Ashura (阿修羅城の瞳, Ashurajō no Hitomi) is a 2005 Japanese horror film, starring Ichikawa Somegorō VII, Rie Miyazawa and Kanako Higuchi. Directed by Yōjirō Takita, it is a film adaptation of a 1987 Kazuki Nakashima play set in the 16th century. It was released on DVD-Video in the United Kingdom by Yume Pictures in 2006, and in the United States by AnimEigo in 2007.

== Story ==

A beautiful oni named Bizan appears on Earth. She wants to bring demon queen Ashura back to life, so the demons can take over the world beginning in Edo (modern day Tokyo). Opposing her is the Oni Makado, an army of demon slayers that was created by the Japanese government. Izumo once fought with the Makado, but resigned to become a kabuki actor after he thought he accidentally killed a young girl. After 5 years, Izumo encounters Tsubaki, who is a member of an all-female acrobatic troupe who rob the citizens of Edo during the night. Falling deeply in love, Izumo notices a red, ugly scar on Tsubaki's shoulder, which is the mark of Ashura. Meanwhile, Jaku, one of Izumo's ex-comrades, falls for Bizan, leading the Oni Makado over to the dark side.

Jaku desires the power of Ashura and captures Tsubaki, but Izumo rescues her. The passion between Izumo and Tsubaki eventually causes the spirit of Ashura to awaken within the latter. After introspection, both Izumo and Tsubaki recall the event they were unable to remember from 5 years ago. This explains why their supposedly chance meetings always invoked a feeling of familiarity.

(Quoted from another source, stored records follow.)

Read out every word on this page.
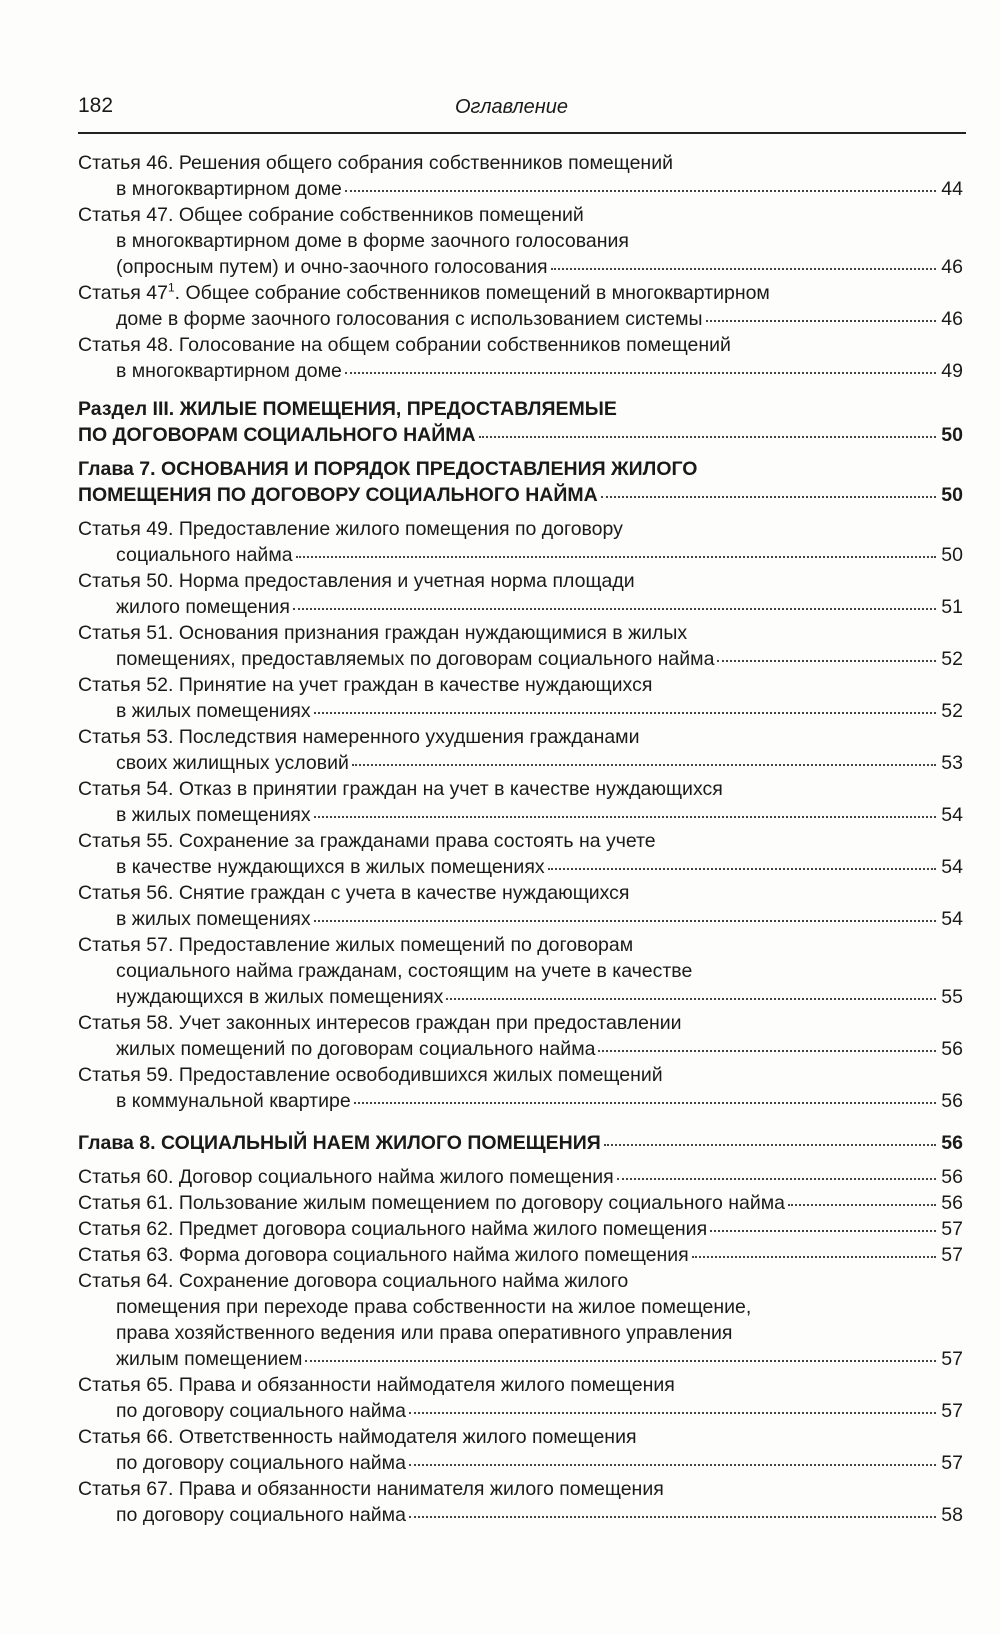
182	Оглавление
Статья 46.
Решения общего собрания собственников помещений
в многоквартирном доме	44
Статья 47.
Общее собрание собственников помещений
в многоквартирном доме в форме заочного голосования
(опросным путем) и очно-заочного голосования	46
Статья $47^1$.
Общее собрание собственников помещений в многоквартирном
доме в форме заочного голосования с использованием системы	46
Статья 48.
Голосование на общем собрании собственников помещений
в многоквартирном доме	49
Раздел III.
ЖИЛЫЕ ПОМЕЩЕНИЯ, ПРЕДОСТАВЛЯЕМЫЕ
ПО ДОГОВОРАМ СОЦИАЛЬНОГО НАЙМА	50
Глава 7.
ОСНОВАНИЯ И ПОРЯДОК ПРЕДОСТАВЛЕНИЯ ЖИЛОГО
ПОМЕЩЕНИЯ ПО ДОГОВОРУ СОЦИАЛЬНОГО НАЙМА	50
Статья 49.
Предоставление жилого помещения по договору
социального найма	50
Статья 50.
Норма предоставления и учетная норма площади
жилого помещения	51
Статья 51.
Основания признания граждан нуждающимися в жилых
помещениях, предоставляемых по договорам социального найма	52
Статья 52.
Принятие на учет граждан в качестве нуждающихся
в жилых помещениях	52
Статья 53.
Последствия намеренного ухудшения гражданами
своих жилищных условий	53
Статья 54.
Отказ в принятии граждан на учет в качестве нуждающихся
в жилых помещениях	54
Статья 55.
Сохранение за гражданами права состоять на учете
в качестве нуждающихся в жилых помещениях	54
Статья 56.
Снятие граждан с учета в качестве нуждающихся
в жилых помещениях	54
Статья 57.
Предоставление жилых помещений по договорам
социального найма гражданам, состоящим на учете в качестве
нуждающихся в жилых помещениях	55
Статья 58.
Учет законных интересов граждан при предоставлении
жилых помещений по договорам социального найма	56
Статья 59.
Предоставление освободившихся жилых помещений
в коммунальной квартире	56
Глава 8.
СОЦИАЛЬНЫЙ НАЕМ ЖИЛОГО ПОМЕЩЕНИЯ	56
Статья 60.
Договор социального найма жилого помещения	56
Статья 61.
Пользование жилым помещением по договору социального найма	56
Статья 62.
Предмет договора социального найма жилого помещения	57
Статья 63.
Форма договора социального найма жилого помещения	57
Статья 64.
Сохранение договора социального найма жилого
помещения при переходе права собственности на жилое помещение,
права хозяйственного ведения или права оперативного управления
жилым помещением	57
Статья 65.
Права и обязанности наймодателя жилого помещения
по договору социального найма	57
Статья 66.
Ответственность наймодателя жилого помещения
по договору социального найма	57
Статья 67.
Права и обязанности нанимателя жилого помещения
по договору социального найма	58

With great disdain for the transgressions in her human life, Tsubaki leaves for the demon world to fulfill her destiny as their queen. In forlorn pursuit, Izumo arrives at Ashura's inverted sky castle of the demon world and slays Jaku, and then Bizan. Eventually Izumo finds Ashura and fights to the death.

== Cast ==

- Ichikawa Somegorō VII as Izumo
- Rie Miyazawa as Tsubaki
- Kanako Higuchi as Bizan
- Atsuro Watabe as Jaku Abe
- Takashi Naito as Nobuyuki Kuninari
- Erika Sawajiri as Yachi
- Fumiyo Kohinata as Nanboku Tsuruya IV
- Yukijiro Hotaru as Magotaro

== Music ==

The music for the movie was composed and scored by Yoko Kanno. The theme song for the English-dubbed version is "My Funny Valentine", which is performed by Sting and features piano playing by Herbie Hancock.

== Release ==
The two-disc set contains special features on the second disc. Two featurettes are included: "The Making of Ashura" and "The Visual Effects of Ashura." The first featurette, running 25 minutes, is a production documentary with behind-the-scenes footage and interviews with the cast and crew. The special features documentary is 15 minutes long. Also included are a photo gallery, which is viewed without a remote, trailers for other releases from the same distributor and production notes for Ashura.